That was Justice Breyer at a speech yesterday. More:
If I'm applying the First Amendment, I have to apply it to a world where there's an Internet, and there's Facebook, and there are movies like ... 'The Social Network,' which I couldn't even understand," he said.
Oy.
It doesn't get better:
Although Breyer was making a point about judicial philosophy, he also touched on the court's sometimes limited grasp of technological developments. For example, Chief Justice John Roberts in a public employee privacy case before the court earlier this year tried to figure out the role of a text-messaging service in enabling an exchange between two people.
"I thought, you know, you push a button; it goes right to the other thing," Roberts said. Responded Justice Antonin Scalia: "You mean it doesn't go right to the other thing?"
And in a recent case dealing with a California law regulating the sale or rental of violent video games to children, Justice Anthony Kennedy pressed a skeptical state lawyer on whether the v-chip blocking device, rather than a state law, could be used to keep children away from the games.
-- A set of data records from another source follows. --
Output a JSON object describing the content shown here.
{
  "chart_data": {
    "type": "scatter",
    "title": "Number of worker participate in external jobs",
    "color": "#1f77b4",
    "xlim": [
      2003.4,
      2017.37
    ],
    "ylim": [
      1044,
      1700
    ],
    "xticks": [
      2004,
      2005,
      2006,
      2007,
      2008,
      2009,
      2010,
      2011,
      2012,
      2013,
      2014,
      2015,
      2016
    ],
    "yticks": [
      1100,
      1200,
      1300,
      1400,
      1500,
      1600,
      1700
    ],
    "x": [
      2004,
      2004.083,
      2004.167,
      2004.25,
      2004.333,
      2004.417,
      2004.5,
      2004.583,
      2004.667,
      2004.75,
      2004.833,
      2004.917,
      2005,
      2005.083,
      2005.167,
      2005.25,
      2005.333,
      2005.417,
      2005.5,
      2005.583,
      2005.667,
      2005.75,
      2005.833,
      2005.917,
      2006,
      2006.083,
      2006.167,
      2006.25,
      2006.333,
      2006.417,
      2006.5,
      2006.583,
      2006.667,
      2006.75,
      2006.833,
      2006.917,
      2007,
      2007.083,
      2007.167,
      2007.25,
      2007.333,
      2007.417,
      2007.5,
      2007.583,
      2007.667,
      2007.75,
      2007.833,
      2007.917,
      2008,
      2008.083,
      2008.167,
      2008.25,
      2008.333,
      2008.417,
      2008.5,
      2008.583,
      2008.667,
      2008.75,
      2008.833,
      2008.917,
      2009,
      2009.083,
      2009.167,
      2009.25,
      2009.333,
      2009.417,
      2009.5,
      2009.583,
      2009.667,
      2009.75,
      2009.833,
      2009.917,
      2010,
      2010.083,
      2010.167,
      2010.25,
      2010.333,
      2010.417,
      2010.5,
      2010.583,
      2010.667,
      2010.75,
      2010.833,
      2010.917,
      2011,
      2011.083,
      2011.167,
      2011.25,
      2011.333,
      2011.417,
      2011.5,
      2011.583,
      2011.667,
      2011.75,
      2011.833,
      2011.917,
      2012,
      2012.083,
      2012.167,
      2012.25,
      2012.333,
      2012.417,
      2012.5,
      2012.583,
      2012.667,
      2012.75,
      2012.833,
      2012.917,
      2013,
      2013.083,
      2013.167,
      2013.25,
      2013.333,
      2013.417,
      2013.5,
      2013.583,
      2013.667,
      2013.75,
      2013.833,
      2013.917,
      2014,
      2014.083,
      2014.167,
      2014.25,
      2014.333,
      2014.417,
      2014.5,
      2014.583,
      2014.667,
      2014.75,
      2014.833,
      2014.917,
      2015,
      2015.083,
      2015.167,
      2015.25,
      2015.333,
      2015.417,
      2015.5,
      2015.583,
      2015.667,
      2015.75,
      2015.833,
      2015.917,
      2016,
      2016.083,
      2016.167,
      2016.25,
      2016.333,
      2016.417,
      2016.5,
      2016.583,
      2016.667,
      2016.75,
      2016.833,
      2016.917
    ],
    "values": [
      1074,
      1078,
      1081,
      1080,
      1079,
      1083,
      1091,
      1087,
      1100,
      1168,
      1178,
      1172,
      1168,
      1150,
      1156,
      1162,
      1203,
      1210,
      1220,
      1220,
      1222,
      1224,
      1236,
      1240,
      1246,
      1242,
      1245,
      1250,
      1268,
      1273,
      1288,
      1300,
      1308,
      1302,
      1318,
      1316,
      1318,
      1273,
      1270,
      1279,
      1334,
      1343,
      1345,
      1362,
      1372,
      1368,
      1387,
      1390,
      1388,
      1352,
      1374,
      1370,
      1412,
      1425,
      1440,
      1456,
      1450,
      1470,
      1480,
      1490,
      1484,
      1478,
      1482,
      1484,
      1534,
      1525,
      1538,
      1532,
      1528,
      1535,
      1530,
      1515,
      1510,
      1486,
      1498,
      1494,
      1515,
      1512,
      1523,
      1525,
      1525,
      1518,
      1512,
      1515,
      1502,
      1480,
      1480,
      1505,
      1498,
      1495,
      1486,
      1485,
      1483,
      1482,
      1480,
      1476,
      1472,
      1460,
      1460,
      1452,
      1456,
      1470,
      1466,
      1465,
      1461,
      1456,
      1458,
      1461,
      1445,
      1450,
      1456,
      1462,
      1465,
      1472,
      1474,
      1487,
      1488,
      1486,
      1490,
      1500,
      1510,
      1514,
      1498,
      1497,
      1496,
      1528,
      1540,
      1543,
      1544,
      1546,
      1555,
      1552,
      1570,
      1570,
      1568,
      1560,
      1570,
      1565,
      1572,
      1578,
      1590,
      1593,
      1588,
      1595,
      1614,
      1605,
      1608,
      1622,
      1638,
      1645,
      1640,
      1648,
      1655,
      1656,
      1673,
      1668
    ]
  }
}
"V-chips won't work?" Kennedy asked, before the lawyer politely explained they are limited to television programming.
I do agree with Breyer here:
Breyer said he disagrees with those who argue that originalism is "a good system because it will keep the subjective impulses of the judge under control."
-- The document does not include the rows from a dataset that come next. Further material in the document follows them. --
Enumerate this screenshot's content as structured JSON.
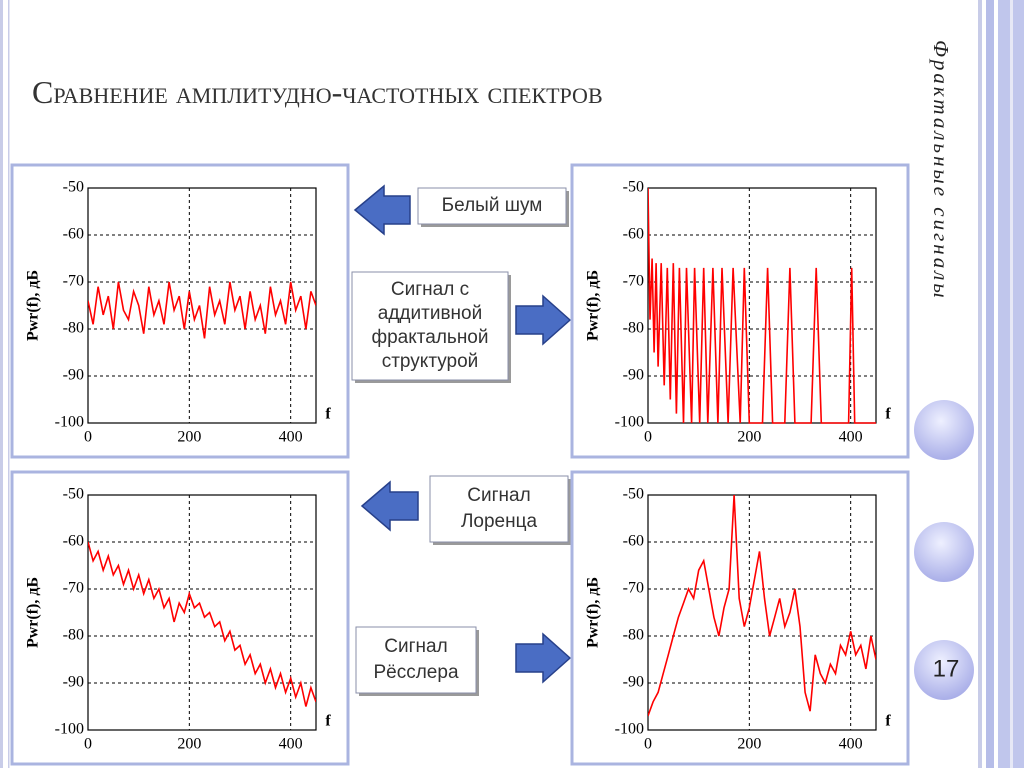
{
  "slide": {
    "title": "Сравнение амплитудно-частотных спектров",
    "side_title": "Фрактальные сигналы",
    "page_number": 17
  },
  "labels": [
    {
      "lines": [
        "Белый шум"
      ]
    },
    {
      "lines": [
        "Сигнал с",
        "аддитивной",
        "фрактальной",
        "структурой"
      ]
    },
    {
      "lines": [
        "Сигнал",
        "Лоренца"
      ]
    },
    {
      "lines": [
        "Сигнал",
        "Рёсслера"
      ]
    }
  ],
  "chart_data": [
    {
      "type": "line",
      "ylabel": "Pwr(f), дБ",
      "xlabel": "f",
      "color": "#ff0000",
      "grid": true,
      "xlim": [
        0,
        450
      ],
      "ylim": [
        -100,
        -50
      ],
      "xticks": [
        0,
        200,
        400
      ],
      "yticks": [
        -100,
        -90,
        -80,
        -70,
        -60,
        -50
      ],
      "x": [
        0,
        10,
        20,
        30,
        40,
        50,
        60,
        70,
        80,
        90,
        100,
        110,
        120,
        130,
        140,
        150,
        160,
        170,
        180,
        190,
        200,
        210,
        220,
        230,
        240,
        250,
        260,
        270,
        280,
        290,
        300,
        310,
        320,
        330,
        340,
        350,
        360,
        370,
        380,
        390,
        400,
        410,
        420,
        430,
        440,
        450
      ],
      "values": [
        -74,
        -79,
        -71,
        -77,
        -73,
        -80,
        -70,
        -76,
        -78,
        -72,
        -75,
        -81,
        -71,
        -77,
        -74,
        -79,
        -70,
        -76,
        -73,
        -80,
        -72,
        -78,
        -75,
        -82,
        -71,
        -77,
        -74,
        -79,
        -70,
        -76,
        -73,
        -80,
        -72,
        -78,
        -75,
        -81,
        -71,
        -77,
        -74,
        -79,
        -70,
        -76,
        -73,
        -80,
        -72,
        -75
      ]
    },
    {
      "type": "line",
      "ylabel": "Pwr(f), дБ",
      "xlabel": "f",
      "color": "#ff0000",
      "grid": true,
      "xlim": [
        0,
        450
      ],
      "ylim": [
        -100,
        -50
      ],
      "xticks": [
        0,
        200,
        400
      ],
      "yticks": [
        -100,
        -90,
        -80,
        -70,
        -60,
        -50
      ],
      "x": [
        0,
        4,
        8,
        12,
        16,
        20,
        26,
        32,
        38,
        44,
        50,
        56,
        62,
        70,
        76,
        86,
        92,
        102,
        110,
        118,
        128,
        138,
        146,
        158,
        168,
        182,
        190,
        200,
        226,
        236,
        246,
        270,
        280,
        290,
        322,
        332,
        342,
        396,
        402,
        408,
        450
      ],
      "values": [
        -50,
        -78,
        -65,
        -85,
        -66,
        -88,
        -66,
        -92,
        -67,
        -95,
        -66,
        -98,
        -67,
        -100,
        -67,
        -100,
        -67,
        -100,
        -67,
        -100,
        -67,
        -100,
        -67,
        -100,
        -67,
        -100,
        -67,
        -100,
        -100,
        -67,
        -100,
        -100,
        -67,
        -100,
        -100,
        -67,
        -100,
        -100,
        -67,
        -100,
        -100
      ]
    },
    {
      "type": "line",
      "ylabel": "Pwr(f), дБ",
      "xlabel": "f",
      "color": "#ff0000",
      "grid": true,
      "xlim": [
        0,
        450
      ],
      "ylim": [
        -100,
        -50
      ],
      "xticks": [
        0,
        200,
        400
      ],
      "yticks": [
        -100,
        -90,
        -80,
        -70,
        -60,
        -50
      ],
      "x": [
        0,
        10,
        20,
        30,
        40,
        50,
        60,
        70,
        80,
        90,
        100,
        110,
        120,
        130,
        140,
        150,
        160,
        170,
        180,
        190,
        200,
        210,
        220,
        230,
        240,
        250,
        260,
        270,
        280,
        290,
        300,
        310,
        320,
        330,
        340,
        350,
        360,
        370,
        380,
        390,
        400,
        410,
        420,
        430,
        440,
        450
      ],
      "values": [
        -60,
        -64,
        -62,
        -66,
        -63,
        -67,
        -65,
        -69,
        -66,
        -70,
        -67,
        -71,
        -68,
        -72,
        -70,
        -74,
        -72,
        -77,
        -73,
        -75,
        -71,
        -74,
        -73,
        -76,
        -75,
        -78,
        -77,
        -81,
        -79,
        -83,
        -82,
        -86,
        -84,
        -88,
        -86,
        -90,
        -87,
        -91,
        -88,
        -92,
        -89,
        -93,
        -90,
        -95,
        -91,
        -94
      ]
    },
    {
      "type": "line",
      "ylabel": "Pwr(f), дБ",
      "xlabel": "f",
      "color": "#ff0000",
      "grid": true,
      "xlim": [
        0,
        450
      ],
      "ylim": [
        -100,
        -50
      ],
      "xticks": [
        0,
        200,
        400
      ],
      "yticks": [
        -100,
        -90,
        -80,
        -70,
        -60,
        -50
      ],
      "x": [
        0,
        10,
        20,
        30,
        40,
        50,
        60,
        70,
        80,
        90,
        100,
        110,
        120,
        130,
        140,
        150,
        160,
        170,
        180,
        190,
        200,
        210,
        220,
        230,
        240,
        250,
        260,
        270,
        280,
        290,
        300,
        310,
        320,
        330,
        340,
        350,
        360,
        370,
        380,
        390,
        400,
        410,
        420,
        430,
        440,
        450
      ],
      "values": [
        -97,
        -94,
        -92,
        -88,
        -84,
        -80,
        -76,
        -73,
        -70,
        -72,
        -66,
        -64,
        -70,
        -76,
        -80,
        -74,
        -70,
        -50,
        -72,
        -78,
        -74,
        -68,
        -62,
        -72,
        -80,
        -76,
        -72,
        -78,
        -75,
        -70,
        -78,
        -92,
        -96,
        -84,
        -88,
        -90,
        -86,
        -88,
        -82,
        -84,
        -79,
        -84,
        -82,
        -87,
        -80,
        -85
      ]
    }
  ]
}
"If you want to have history solve everything, let's get nine historians and not nine judges," Breyer said. "And you'll discover that the nine historians are fighting about the various points on which these cases turn anyway."
Adam Liptak from the NY Times has an interesting article today about how vague Supreme Court opinions are and how lower courts are struggling trying to figure them out. Here's a passage from the article dealing with the text messaging case:
In the privacy case that infuriated Justice Scalia and mystified Judge Hull, City of Ontario v. Quon, the Supreme Court ruled that a California police department had not violated the constitutional privacy rights of a member of a SWAT team when it audited the text messages on a pager the city had issued him.
Justice Kennedy took the unusual step of accepting three important points in the case only for the sake of argument, and he spent much of his opinion explaining that the court had taken pains to decide as little as possible.
“Cellphone and text message communications are so pervasive that some persons may consider them to be essential means or necessary instruments for self-expression, even self-identification,” Justice Kennedy went on. “On the other hand, the ubiquity of those devices has made them generally affordable, so one could counter that employees who need cellphones or similar devices for personal matters can purchase and pay for their own.”
Given that, he said, the case should be decided on grounds so narrow that the decision would have almost no precedential effect. “The judiciary risks error by elaborating too fully on the Fourth Amendment implications of emerging technology before its role in society has become clear,” he wrote.
In his concurrence, Justice Scalia decried this approach.
“Applying the Fourth Amendment to new technologies may sometimes be difficult, but when it is necessary to decide a case, we have no choice,” he wrote. “The-times-they-are-a-changin’ is a feeble excuse for disregard of duty.”
Many scholars say there is an important place in Supreme Court jurisprudence for incremental rulings, purposeful ambiguity and the delegation of discretion to lower court judges.
“If the goal is to clear up any conflict in the lower court opinions, then you may want a clearer opinion,” Professor Spriggs said. “But a real bright line may create some injustices in the system.”
I think most of the Justices on the Court are still trying to figure out why the 8-track player on their Pacer didn't have a rewind.